Wyoming's 14 Democratic delegates - fewer than any other state - are awarded proportionally based on support from individuals participating in the nominating contest.
Early estimates showed that while Sanders won the contest, both he and Clinton would likely receive seven delegates each in the close race, maintaining Clinton's lead overall.
Going into Wyoming, Clinton had more than half of the 2,383 delegates needed to win the nomination. Sanders trailed her by 250 pledged delegates, those awarded based on the results of the state nominating contests.
Clinton's lead widens when superdelegates, Democratic leaders who can decide whom to support at the party's July convention, are included in the tallies.
Clinton and Sanders both spent Saturday campaigning in New York, which holds its contest on April 19 and where a total of 291 delegates are up for grabs, more than 10 percent of the tally needed to win the party's nomination.
Sanders' wife, Jane Sanders, went onstage where he was speaking at a community college in Queens, a borough of New York City, to alert him to Saturday's victory.
"News bulletin - we just won Wyoming!" Sanders said to cheers.
Speaking to reporters after the event, Sanders said he believed he had enough momentum to secure the nomination.
"We are closing very fast," Sanders said.
Clinton, a former U.S. secretary of state, campaigned in the nearby borough of Brooklyn, where her campaign is based.
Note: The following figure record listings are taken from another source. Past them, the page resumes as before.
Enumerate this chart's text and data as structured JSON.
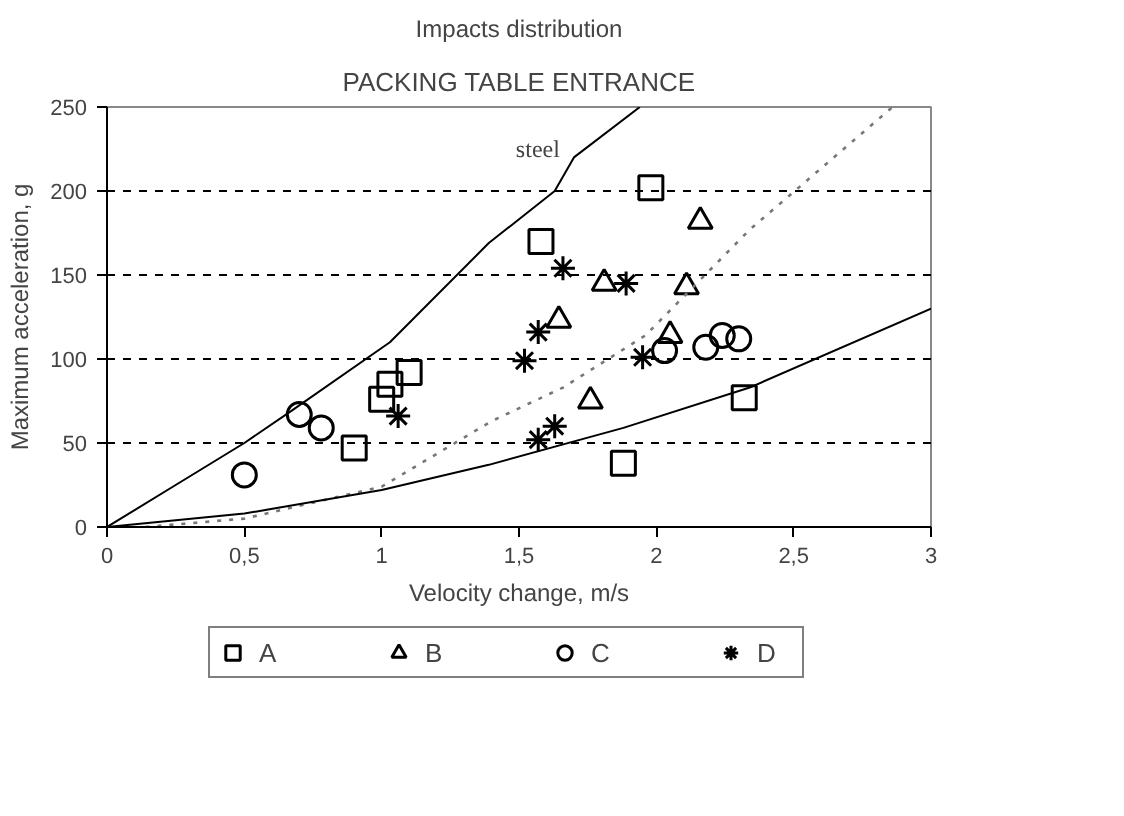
{
  "chart_data": {
    "type": "scatter",
    "title": "Impacts distribution",
    "subtitle": "PACKING TABLE ENTRANCE",
    "xlabel": "Velocity change, m/s",
    "ylabel": "Maximum acceleration, g",
    "xlim": [
      0,
      3
    ],
    "ylim": [
      0,
      250
    ],
    "xticks": [
      0,
      {
        "value": 0.5,
        "label": "0,5"
      },
      1,
      {
        "value": 1.5,
        "label": "1,5"
      },
      2,
      {
        "value": 2.5,
        "label": "2,5"
      },
      3
    ],
    "yticks": [
      0,
      50,
      100,
      150,
      200,
      250
    ],
    "grid": "y",
    "legend": "bottom",
    "series": [
      {
        "name": "A",
        "marker": "square",
        "color": "#000000",
        "x": [
          0.9,
          1.0,
          1.03,
          1.1,
          1.58,
          1.98,
          1.88,
          2.32
        ],
        "values": [
          47,
          76,
          85,
          92,
          170,
          202,
          38,
          77
        ]
      },
      {
        "name": "B",
        "marker": "triangle",
        "color": "#000000",
        "x": [
          1.645,
          1.76,
          1.81,
          2.05,
          2.11,
          2.16
        ],
        "values": [
          123,
          75,
          145,
          114,
          143,
          182
        ]
      },
      {
        "name": "C",
        "marker": "circle",
        "color": "#000000",
        "x": [
          0.5,
          0.7,
          0.78,
          2.03,
          2.18,
          2.24,
          2.3
        ],
        "values": [
          31,
          67,
          59,
          105,
          107,
          114,
          112
        ]
      },
      {
        "name": "D",
        "marker": "cross",
        "color": "#000000",
        "x": [
          1.06,
          1.52,
          1.57,
          1.66,
          1.57,
          1.63,
          1.89,
          1.95
        ],
        "values": [
          66,
          99,
          116,
          154,
          52,
          60,
          145,
          101
        ]
      },
      {
        "name": "steel",
        "type": "line",
        "marker": "none",
        "line_style": "solid",
        "color": "#000000",
        "x": [
          0,
          0.25,
          0.5,
          0.67,
          1.03,
          1.39,
          1.63,
          1.7,
          1.94
        ],
        "values": [
          0,
          25,
          50,
          69,
          110,
          169,
          200,
          220,
          250
        ]
      },
      {
        "type": "line",
        "marker": "none",
        "line_style": "dotted",
        "color": "#777777",
        "x": [
          0.14,
          0.5,
          1.0,
          1.4,
          1.66,
          1.96,
          2.34,
          2.86
        ],
        "values": [
          0,
          5,
          24,
          63,
          83,
          114,
          177,
          250
        ]
      },
      {
        "type": "line",
        "marker": "none",
        "line_style": "solid",
        "color": "#000000",
        "x": [
          0,
          0.5,
          1.0,
          1.39,
          1.88,
          2.34,
          3
        ],
        "values": [
          0,
          8,
          22,
          37,
          59,
          83,
          130
        ]
      }
    ]
  }
}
Clinton represented New York as a U.S. senator and considers the state her home turf. Recent polls have shown Clinton more than 10 points ahead in the state.
Tension between the two candidates flared earlier this week in a party race that has typically focused on policies and not personal attacks. The candidates dialed back their criticism of one another on Friday.
In Wyoming's Republican contest last month, U.S. Senator Ted Cruz of Texas beat New York billionaire Donald Trump, the party's front-runner. Cruz is trying to block Trump from receiving enough delegates to win the nomination outright, which would lead to a contested convention in July.
A new Reuters/Ipsos poll shows that a third of Trump's Republican supporters could consider abandoning the party's candidate if Trump is denied the nomination at a contested convention.